Как-то вечером приходит Валька с кухни, очень озабоченная и даже слегка напуганная. Её прямо сразу с порога стало распирать от желания поделиться очередной порцией слухов. Она снизила голос до таинственного и зашептала:
– Ты даже не представляешь, что я сейчас услышала! Это настоящий кошмар! Это тихий ужас! Я даже не знаю, как нам дальше жить. Это ж надо быть такими, – тут Валька запнулась, подбирая слова, – ну эти, там, ну ты понимаешь кто, – она округлила глаза, – ладно, в общем «они»! Теперь хоть «караул» кричи! Все девочки на кухне только об этом говорят! Такого ещё никогда не было! Ну, ты хоть понял, о чём я?

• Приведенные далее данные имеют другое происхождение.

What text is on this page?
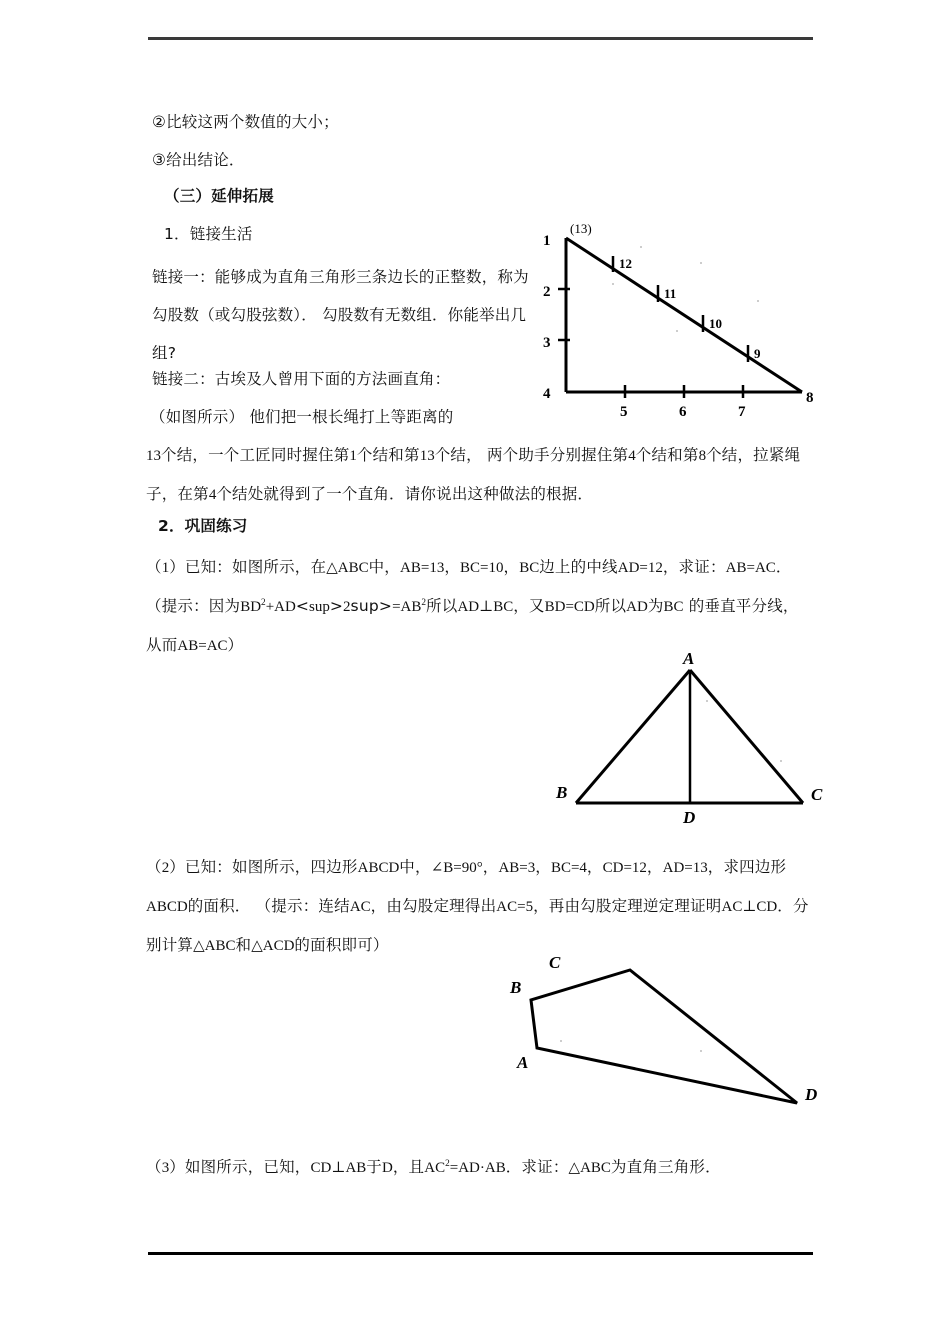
②比较这两个数值的大小；
③给出结论．
（三）延伸拓展
1．链接生活
链接一：能够成为直角三角形三条边长的正整数，称为勾股数（或勾股弦数）． 勾股数有无数组．你能举出几组?
链接二：古埃及人曾用下面的方法画直角：
（如图所示） 他们把一根长绳打上等距离的
13个结，一个工匠同时握住第1个结和第13个结， 两个助手分别握住第4个结和第8个结，拉紧绳子，在第4个结处就得到了一个直角．请你说出这种做法的根据．
2．巩固练习
（1）已知：如图所示，在△ABC中，AB=13，BC=10，BC边上的中线AD=12，求证：AB=AC． （提示：因为$BD^2+AD<sup>2sup>=AB^2$所以AD⊥BC，又BD=CD所以AD为BC 的垂直平分线， 从而AB=AC）
（2）已知：如图所示，四边形ABCD中，∠B=90°，AB=3，BC=4，CD=12，AD=13，求四边形ABCD的面积． （提示：连结AC，由勾股定理得出AC=5，再由勾股定理逆定理证明AC⊥CD．分别计算△ABC和△ACD的面积即可）
（3）如图所示，已知，CD⊥AB于D，且$AC^2=AD\cdot AB$．求证：△ABC为直角三角形．
(13)
1
2
3
4
5	6	7
8
12
11
10
9
A
B
D
C
C
B
A
D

– Не, – мотнул я головой. У Вальки есть склонность к тотальному преувеличению всего и вся. Она всегда готова кричать «караул», «пожар» и «помогите»! А слова «кошмар» и «ужас» вообще у неё самые любимые. Послушав её можно заключить, что весь словарный запас Вальки состоит всего из двух десятков слов. И все они производные в разных степенях привирания от слов «кошмар» и «ужас»! Диапазон её оценок такой: от «ужасненький» – это когда хорошо, но не очень, до «вообще кошмар!», с выкатыванием глаз из орбит – это не очень хорошо, но терпимо. А когда было действительно очень хорошо или очень плохо, то Валька делала страшное лицо и выдавала целый букет малосвязанных между собой восклицаний. Между словами она вставляла многочисленные союзы, предлоги и междометья, и было совсем не понятно, о чём она говорит. Как ни странно, но все женщины её прекрасно понимали! Обычно я пропускал мимо ушей первые минут пять её речи и только потом слушал. К этому времени Валька вспоминала, что она выпускница журфака и начинала говорить медленнее, по делу и человеческими словами.
– Ладно, – она набрала воздух и выдала на одном дыхании, – наш полк расформировывают!
– Да не может быть, это все бабский трёп. Кто америкосов по морю гонять будет? – усомнился я.
Чисто по-женски, придираясь к словам, Валька сразу забыла о главном и сделала мне замечание, что это не «бабский трёп», а «женские разговоры»! Потом снова перешла к делу:
– Нет, – с жаром заговорила она, – все точно. Жена начальника строевого отдела, Оля, ну ты её знаешь, такая рыженькая, в 25 комнате живёт, у них ещё мальчик маленький, весь конопатый, есть. Так вот, она от мужа слышала, когда он с начальником штаба говорил.
– А она что, подслушивала?
– Конечно! – удивилась Валька, – ей же интересно! Мужики сядут за бутылочкой, её выгонят, а сами пьяные все про службу говорят. А она не уходит, спрячется и подслушивает. А потом все нам рассказывает! Видишь, какие мы умные и находчивые! – Валька хитро рассмеялась и показала мне язычок.
– Она вам что, все что слышит, рассказывает? За такую болтовню много голов может полететь. И твоя тоже, если не перестанешь болтать.
Валька обиделась и поджала губы.
– Не хочешь – не верь. Дело твоё. Оля ещё никогда не ошибалась. Когда ты американский разведчик только увидел, я сразу об этом узнала! И что у вас снарядов на борту нет – тоже знала! И когда вы на воду сели, я тоже знала, что с вами все хорошо! Пролетавшее над вами дежурное звено доложило.